“I am quite aware of your movements during the past five months.” The duke spoke with all his innate formality, and infused his tone with icy sarcasm, but Julia had detected in a glance that he looked far more of a human being than of old. Bridgit had told her a strange tale of riding over to see her “Aunt Peg” when that dame was suffering from a broken leg, and catching a glimpse of the duke in an adjoining room, flat on the floor, with his boy and two little girls racing up and down his small but sacred person. Julia had accused Mrs. Herbert of trying to impose on her credulity, but as she inspected that meagre countenance she found it decidedly less gray and tight than formerly, the eyes brighter, the prim lines of the mouth relaxed. Yes; he was, conceivably, the uxorious parent.
“Of course I know you must hate what I am doing. If you and thousands like you didn’t hate it, we shouldn’t be doing it, if you don’t mind a bull. But that is the point, you see. We intend to fight to the last ditch, and then win. You don’t guess this and so you prolong the fight. I haven’t come to convert you, but because I know exactly how you feel. You have behaved splendidly toward me, for I know you have longed, for months, to recall your generous allowance. You can’t make up your mind to violate your word, so I have come to renounce it myself.”
“Ah!” The duke rose and began pacing up and down the room. “Yes—you would suspect—you are clever enough. Ah! If you would only divert your cleverness into a respectable channel. How could you go off your head about this atrocious nonsense?”
“Nonsense? Come down to Clement’s Inn and talk to the women for a few minutes. You might not approve of us any more than you do now, but you would no longer use the word nonsense. You might hate, but you would be forced to respect —”
“Respect? Respect women that have parted with the last shred of female decency, that are distracting this poor country with their puerile demands, when she is faced by such grave problems within and without that we need every ounce of our energy, every moment of our time —”
“Quite so. That is one of our staple arguments. We are only asking to help you. Turn the Poor Laws over to us, with the ballot, and you will have that much more time and energy to devote to the survival of the House of Lords, and to the survival of Great Britain among nations.”
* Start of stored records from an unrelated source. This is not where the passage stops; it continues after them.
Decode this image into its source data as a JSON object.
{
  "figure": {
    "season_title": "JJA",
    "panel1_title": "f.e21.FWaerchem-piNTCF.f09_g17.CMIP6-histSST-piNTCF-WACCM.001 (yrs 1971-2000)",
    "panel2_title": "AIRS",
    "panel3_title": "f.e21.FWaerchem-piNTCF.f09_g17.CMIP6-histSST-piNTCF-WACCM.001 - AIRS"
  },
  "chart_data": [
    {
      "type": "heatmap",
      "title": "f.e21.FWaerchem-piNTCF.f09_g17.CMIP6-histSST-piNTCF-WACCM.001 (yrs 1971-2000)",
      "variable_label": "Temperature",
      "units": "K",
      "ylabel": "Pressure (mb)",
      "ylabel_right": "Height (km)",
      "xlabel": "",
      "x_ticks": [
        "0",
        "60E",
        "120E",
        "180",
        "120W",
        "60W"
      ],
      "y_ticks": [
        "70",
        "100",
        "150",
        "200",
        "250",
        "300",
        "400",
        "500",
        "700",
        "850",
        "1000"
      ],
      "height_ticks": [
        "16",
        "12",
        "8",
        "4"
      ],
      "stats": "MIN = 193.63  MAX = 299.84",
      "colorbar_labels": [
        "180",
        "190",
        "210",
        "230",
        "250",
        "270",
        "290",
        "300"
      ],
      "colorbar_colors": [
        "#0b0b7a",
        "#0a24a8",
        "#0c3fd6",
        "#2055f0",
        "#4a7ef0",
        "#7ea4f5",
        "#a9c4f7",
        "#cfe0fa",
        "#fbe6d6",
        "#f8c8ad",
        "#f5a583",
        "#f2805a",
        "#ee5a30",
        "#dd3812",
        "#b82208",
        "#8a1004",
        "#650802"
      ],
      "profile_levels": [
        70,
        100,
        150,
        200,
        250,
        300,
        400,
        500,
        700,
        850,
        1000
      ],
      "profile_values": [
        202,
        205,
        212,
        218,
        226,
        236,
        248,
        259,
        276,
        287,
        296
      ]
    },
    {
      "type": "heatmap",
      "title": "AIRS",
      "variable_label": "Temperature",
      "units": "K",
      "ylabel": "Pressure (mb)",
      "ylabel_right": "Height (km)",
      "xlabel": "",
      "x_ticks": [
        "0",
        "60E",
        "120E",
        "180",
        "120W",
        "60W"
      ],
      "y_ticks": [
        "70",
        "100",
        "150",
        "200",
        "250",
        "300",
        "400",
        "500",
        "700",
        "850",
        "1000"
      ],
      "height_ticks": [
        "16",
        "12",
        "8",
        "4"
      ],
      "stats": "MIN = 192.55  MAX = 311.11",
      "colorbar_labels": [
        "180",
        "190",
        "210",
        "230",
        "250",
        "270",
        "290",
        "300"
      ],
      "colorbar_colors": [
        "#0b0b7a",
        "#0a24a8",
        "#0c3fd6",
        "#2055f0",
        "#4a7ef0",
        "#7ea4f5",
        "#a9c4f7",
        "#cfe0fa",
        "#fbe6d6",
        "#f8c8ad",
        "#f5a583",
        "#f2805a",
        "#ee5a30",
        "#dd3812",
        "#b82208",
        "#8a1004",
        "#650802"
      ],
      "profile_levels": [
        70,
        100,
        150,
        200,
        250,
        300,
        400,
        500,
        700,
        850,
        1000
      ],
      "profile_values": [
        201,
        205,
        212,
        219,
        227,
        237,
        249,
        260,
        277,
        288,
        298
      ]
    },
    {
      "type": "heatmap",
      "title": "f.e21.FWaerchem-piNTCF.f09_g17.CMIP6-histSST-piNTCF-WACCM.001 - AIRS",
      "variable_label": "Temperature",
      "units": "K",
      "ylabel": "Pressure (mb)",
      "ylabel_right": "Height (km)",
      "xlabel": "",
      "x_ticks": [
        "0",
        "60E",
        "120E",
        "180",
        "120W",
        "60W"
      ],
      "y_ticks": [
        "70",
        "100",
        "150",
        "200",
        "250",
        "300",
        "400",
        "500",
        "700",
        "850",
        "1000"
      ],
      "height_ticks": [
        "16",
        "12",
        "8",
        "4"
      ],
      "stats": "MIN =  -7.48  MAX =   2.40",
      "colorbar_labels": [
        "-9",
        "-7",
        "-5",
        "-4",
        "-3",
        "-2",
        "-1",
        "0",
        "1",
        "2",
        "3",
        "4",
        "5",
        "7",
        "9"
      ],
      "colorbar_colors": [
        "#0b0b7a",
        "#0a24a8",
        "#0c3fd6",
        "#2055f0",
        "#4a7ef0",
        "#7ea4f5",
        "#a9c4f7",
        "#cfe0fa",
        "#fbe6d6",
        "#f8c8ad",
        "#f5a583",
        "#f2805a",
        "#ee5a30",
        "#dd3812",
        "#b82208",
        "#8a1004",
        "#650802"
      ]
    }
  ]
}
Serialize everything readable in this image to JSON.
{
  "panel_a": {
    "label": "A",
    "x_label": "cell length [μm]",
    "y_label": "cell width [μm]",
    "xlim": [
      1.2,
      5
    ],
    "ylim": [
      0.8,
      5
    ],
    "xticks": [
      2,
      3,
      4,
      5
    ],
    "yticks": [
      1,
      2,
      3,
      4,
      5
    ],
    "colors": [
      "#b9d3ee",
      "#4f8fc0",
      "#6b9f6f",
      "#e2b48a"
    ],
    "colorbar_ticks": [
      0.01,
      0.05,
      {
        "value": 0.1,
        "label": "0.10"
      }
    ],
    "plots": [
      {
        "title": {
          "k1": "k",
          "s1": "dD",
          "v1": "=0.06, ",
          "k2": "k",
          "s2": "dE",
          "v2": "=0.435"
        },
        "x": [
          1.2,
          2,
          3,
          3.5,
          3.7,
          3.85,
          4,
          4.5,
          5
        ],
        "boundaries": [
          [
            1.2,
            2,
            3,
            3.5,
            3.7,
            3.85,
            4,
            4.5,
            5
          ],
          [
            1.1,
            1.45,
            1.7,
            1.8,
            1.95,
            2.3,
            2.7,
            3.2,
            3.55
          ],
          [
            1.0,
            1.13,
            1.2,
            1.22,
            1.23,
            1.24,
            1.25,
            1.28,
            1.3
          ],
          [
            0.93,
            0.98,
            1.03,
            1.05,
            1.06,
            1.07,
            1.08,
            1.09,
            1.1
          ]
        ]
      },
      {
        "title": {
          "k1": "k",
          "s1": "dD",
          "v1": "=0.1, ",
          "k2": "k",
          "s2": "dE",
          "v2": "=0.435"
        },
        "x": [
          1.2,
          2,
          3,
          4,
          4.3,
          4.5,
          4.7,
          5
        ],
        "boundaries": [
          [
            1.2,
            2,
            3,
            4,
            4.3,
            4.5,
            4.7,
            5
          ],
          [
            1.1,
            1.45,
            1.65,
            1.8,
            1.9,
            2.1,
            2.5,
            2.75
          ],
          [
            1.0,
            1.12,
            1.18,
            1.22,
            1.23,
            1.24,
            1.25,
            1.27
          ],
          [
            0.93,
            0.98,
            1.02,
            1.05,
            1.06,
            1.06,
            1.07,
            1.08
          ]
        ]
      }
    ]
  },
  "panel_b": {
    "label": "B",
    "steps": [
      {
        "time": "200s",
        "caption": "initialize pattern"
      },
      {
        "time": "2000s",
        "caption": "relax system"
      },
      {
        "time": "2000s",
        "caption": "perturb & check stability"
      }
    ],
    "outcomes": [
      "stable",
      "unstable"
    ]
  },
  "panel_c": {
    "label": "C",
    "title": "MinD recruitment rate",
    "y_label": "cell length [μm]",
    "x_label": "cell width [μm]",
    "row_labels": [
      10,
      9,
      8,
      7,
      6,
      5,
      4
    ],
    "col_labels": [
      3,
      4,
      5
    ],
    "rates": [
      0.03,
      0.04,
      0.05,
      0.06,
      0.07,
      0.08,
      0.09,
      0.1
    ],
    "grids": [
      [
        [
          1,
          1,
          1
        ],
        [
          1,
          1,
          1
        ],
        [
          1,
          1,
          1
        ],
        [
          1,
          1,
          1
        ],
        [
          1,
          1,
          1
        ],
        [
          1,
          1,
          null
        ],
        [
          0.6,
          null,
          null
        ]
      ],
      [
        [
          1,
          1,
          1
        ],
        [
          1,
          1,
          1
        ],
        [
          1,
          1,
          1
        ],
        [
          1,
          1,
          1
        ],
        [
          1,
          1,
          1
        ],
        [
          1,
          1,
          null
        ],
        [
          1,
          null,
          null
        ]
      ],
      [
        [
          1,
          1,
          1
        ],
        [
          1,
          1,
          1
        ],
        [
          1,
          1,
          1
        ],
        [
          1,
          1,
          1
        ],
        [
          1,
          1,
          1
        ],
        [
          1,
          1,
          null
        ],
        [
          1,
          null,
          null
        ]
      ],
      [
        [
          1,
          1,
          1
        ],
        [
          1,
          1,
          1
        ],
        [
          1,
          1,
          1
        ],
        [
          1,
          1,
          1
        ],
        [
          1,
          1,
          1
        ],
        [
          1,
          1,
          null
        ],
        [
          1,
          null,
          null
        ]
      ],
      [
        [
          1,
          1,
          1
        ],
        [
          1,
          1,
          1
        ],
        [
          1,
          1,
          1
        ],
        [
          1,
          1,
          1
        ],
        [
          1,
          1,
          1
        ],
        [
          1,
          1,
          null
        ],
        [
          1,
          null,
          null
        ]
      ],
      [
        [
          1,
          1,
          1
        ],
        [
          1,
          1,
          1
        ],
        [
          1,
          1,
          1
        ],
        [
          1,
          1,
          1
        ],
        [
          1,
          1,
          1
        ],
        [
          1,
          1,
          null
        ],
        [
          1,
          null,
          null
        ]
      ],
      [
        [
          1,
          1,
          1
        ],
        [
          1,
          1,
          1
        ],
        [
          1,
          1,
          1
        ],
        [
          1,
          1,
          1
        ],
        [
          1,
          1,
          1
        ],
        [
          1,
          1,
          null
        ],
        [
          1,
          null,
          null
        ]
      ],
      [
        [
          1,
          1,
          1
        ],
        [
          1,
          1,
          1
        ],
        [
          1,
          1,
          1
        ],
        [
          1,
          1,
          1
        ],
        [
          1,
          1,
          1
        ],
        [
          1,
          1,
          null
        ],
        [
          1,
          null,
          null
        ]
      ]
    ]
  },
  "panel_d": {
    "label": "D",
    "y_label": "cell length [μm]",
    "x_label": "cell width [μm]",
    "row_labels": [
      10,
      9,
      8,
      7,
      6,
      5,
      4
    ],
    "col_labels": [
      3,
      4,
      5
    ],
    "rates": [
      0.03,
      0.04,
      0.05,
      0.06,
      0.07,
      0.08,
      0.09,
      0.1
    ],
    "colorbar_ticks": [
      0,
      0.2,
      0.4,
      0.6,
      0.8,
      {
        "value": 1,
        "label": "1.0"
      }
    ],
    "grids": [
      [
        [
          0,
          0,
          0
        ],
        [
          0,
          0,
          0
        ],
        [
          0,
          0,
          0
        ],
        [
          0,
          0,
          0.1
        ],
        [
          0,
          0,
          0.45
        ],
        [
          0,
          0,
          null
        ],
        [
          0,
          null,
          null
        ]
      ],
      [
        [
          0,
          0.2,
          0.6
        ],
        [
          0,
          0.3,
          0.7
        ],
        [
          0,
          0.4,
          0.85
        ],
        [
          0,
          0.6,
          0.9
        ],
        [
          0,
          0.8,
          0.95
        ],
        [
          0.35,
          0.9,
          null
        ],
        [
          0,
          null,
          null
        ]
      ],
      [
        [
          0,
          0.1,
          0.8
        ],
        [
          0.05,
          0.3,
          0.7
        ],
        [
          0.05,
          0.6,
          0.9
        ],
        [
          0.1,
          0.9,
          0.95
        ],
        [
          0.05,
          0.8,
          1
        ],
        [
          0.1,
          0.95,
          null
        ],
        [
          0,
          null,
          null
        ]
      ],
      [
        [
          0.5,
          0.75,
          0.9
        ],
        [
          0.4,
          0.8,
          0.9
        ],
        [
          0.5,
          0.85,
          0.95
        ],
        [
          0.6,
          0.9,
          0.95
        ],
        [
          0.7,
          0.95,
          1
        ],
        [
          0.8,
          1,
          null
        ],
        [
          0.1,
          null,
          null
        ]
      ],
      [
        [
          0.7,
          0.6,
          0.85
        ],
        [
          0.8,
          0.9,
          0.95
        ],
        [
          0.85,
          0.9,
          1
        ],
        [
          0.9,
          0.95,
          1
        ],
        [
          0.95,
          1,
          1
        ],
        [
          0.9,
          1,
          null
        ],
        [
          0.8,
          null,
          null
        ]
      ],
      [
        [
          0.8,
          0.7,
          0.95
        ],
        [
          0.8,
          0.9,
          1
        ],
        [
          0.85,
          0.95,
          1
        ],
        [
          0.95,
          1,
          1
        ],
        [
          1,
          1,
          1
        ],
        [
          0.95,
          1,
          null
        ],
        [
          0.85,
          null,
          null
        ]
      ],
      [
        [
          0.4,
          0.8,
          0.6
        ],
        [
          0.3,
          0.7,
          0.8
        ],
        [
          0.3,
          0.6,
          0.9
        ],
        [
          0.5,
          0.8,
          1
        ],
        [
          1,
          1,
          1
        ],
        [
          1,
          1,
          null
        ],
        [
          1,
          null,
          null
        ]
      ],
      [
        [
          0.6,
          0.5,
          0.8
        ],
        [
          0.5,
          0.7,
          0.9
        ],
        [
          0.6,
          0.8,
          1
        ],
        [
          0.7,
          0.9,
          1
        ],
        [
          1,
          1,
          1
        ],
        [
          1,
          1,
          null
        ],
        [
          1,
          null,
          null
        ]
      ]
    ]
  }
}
“And have a new and worse problem on our hands to distract us! It is bad enough now with half female England gone mad and making this great Empire ridiculous in the eyes of the world—do you fancy we are mad enough even to argue the question of giving you power? Never. You can raid the House of Commons and force your way into the house of the Prime Minister, and fight with the police and go to gaol, and shriek and parade, until the day of doom, and you’ll be no nearer your object than you are to-day. That is what has made me lose all patience with you. I trained your mind, I watched you grow under my roof into as intellectual a woman as is possible with the limitations of the female brain; I guided you in your study of politics, and, save when you took the wrong side out of sheer perversity, I was quite satisfied with you. And now! It has saddened and angered me beyond description to see you making a public spectacle of yourself, suffering bodily injury, disgracing yourself, your sex, and your country, in a ridiculous and hopeless cause.”
“Well, you see, we don’t believe it to be hopeless, and that sustains us.”
“What difference does it make what you believe?”
“Not so much now, except as a means to an end. You said a moment ago that we had lost every shred of female decency, in other words, forgotten that we were mere women. Does not that strike you as portentous?”